President of the Art Gallery of NSW Board of Trustees, David Gonski, announced the winners and noted the level of entries despite the COVID-19 pandemic.
“Although we are living through COVID, creativity and innovation is abound, as you will see from the number of entries we received and by the quality of those that sit now, or in fact are hung, on our walls,” he said.
The Archibald Prize was announced alongside the Sulman Prize, the Wynne Prize, the Robert’s Family Aboriginal and Torres Strait Islander Prize and Trustee’s Watercolour Prize.
Winner of the Wynne Prize was Western Aranda artist, Hubert Pareroultja for his artwork Tjoritja (West MacDonnell Ranges, NT).
Pareroultja was selected from 782 entries and 34 finalists. Like Namatjira, he accepted his award via Zoom.
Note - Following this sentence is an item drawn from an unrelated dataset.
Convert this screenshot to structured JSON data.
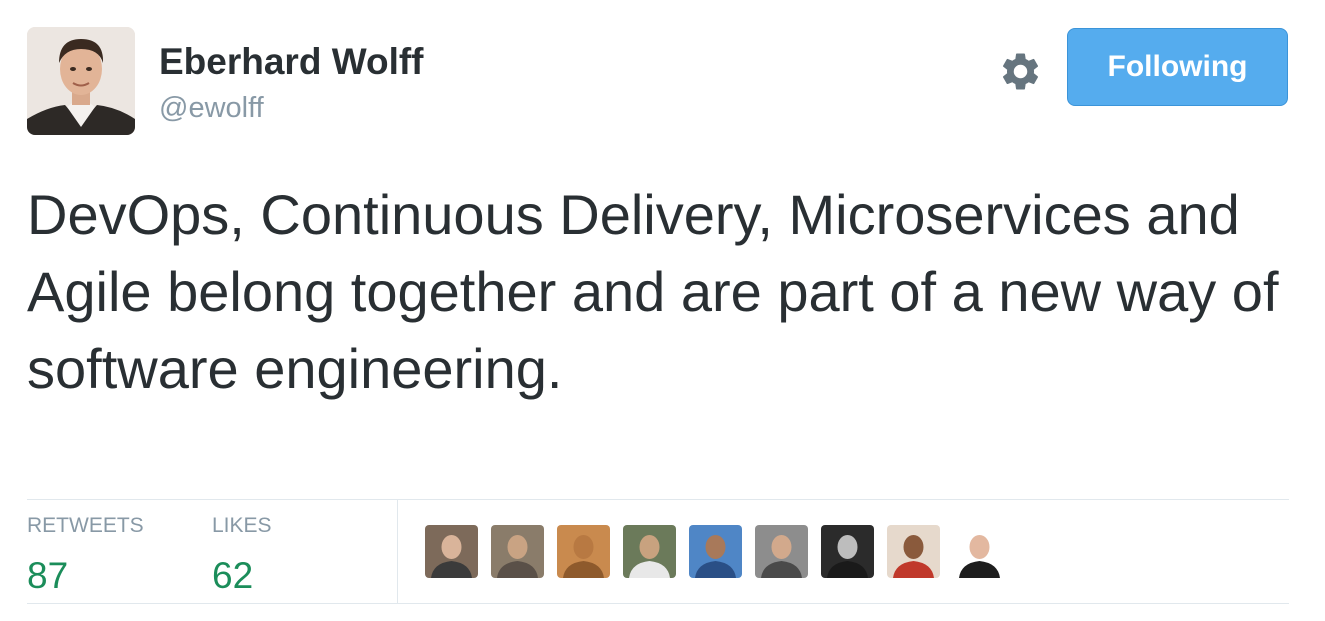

“I really had a big shock, I didn’t know what to say, I was so happy and proud that my work is seen by so many people down south,” he said.
“It is important for me because it is my Country that my father showed me when I first learnt to paint.”
Nyunmiti Burton was awarded both the Roberts Family Aboriginal and Torres Strait Islander Prize and highly commended in the Wynne Prize for her artwork, Seven Sisters.
Namatjira’s win follows Wongutha-Yamatji artist Meyne Wyatt taking home the 2020 Packing Room Prize.